Wednesday, October 27, 1999

Jarrett's overnight success took 15 years

 

By Shaun Assael
Special to ESPN.com



May 1995. The spring parade winds its way through downtown Charlotte. The route's not long, maybe a dozen blocks. But for Dale Jarrett it seems endless. The voices raining down on him are a judgment of his career. You're a lo-o-o-ser! Nobody needs to remind him. He's finished in the top 5 in just 28 of 228 races. But everybody does. Get the hell out of Ernie's seat!

Six months before, Jarrett had called the owner of the No. 28 team, begging to fill in for the injured star Ernie Irvan. "I need this ride because I need to find out if I'm good at this," he had said. "If I can't win in the 28 car, I'll be done."
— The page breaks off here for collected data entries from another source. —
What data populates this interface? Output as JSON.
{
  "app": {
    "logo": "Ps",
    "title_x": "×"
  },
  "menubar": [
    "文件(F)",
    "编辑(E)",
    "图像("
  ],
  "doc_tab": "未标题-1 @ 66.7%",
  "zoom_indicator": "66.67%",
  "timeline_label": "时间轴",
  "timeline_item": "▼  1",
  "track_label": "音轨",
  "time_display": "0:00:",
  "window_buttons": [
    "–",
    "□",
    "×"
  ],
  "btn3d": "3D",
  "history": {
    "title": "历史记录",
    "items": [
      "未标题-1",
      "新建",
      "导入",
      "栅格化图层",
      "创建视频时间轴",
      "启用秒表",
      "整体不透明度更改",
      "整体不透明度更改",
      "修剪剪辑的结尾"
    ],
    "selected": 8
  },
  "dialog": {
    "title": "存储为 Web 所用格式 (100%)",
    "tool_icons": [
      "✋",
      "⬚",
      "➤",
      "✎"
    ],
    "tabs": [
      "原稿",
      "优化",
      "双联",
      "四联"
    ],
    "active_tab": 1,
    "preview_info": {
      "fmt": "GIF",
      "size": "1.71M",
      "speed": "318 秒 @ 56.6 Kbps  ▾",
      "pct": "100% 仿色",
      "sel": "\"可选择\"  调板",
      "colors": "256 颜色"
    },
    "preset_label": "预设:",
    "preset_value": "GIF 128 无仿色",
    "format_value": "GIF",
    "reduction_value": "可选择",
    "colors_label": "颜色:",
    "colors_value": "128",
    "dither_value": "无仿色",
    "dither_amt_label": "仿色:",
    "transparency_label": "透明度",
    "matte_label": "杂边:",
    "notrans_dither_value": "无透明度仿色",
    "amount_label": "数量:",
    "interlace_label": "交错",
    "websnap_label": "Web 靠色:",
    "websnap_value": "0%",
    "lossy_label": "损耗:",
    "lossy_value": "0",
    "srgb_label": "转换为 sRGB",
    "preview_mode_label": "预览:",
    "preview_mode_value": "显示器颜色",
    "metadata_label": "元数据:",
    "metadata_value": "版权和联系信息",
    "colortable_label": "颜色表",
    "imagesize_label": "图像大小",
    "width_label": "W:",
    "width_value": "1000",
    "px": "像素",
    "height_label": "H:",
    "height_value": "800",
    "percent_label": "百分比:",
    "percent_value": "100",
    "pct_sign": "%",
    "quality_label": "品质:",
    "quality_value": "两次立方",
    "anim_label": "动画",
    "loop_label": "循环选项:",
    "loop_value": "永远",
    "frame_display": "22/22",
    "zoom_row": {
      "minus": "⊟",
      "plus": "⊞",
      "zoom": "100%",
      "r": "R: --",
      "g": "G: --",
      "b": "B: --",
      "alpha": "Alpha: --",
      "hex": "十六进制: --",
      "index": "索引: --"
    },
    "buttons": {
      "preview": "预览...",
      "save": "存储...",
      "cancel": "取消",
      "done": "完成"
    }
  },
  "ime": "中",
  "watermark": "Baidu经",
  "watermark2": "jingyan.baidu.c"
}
Now, 10 races into the season, Jarrett is averaging only a 14th-place finish in the 28 car. Put a real racer in the car! He knows no one trusts him. And as he forces a smile along the parade route, he isn't really sure that he trusts himself.

June 1999. The press box at the Michigan Speedway looks like a Best Western bar after the jukebox breaks down -- everybody's bored silly. Jarrett takes the lead on the 53rd lap in a caution-free race and is never remotely challenged. The race is such a rout that, with 50 laps to go, a track worker decides to count sleeping reporters. He quits at 15.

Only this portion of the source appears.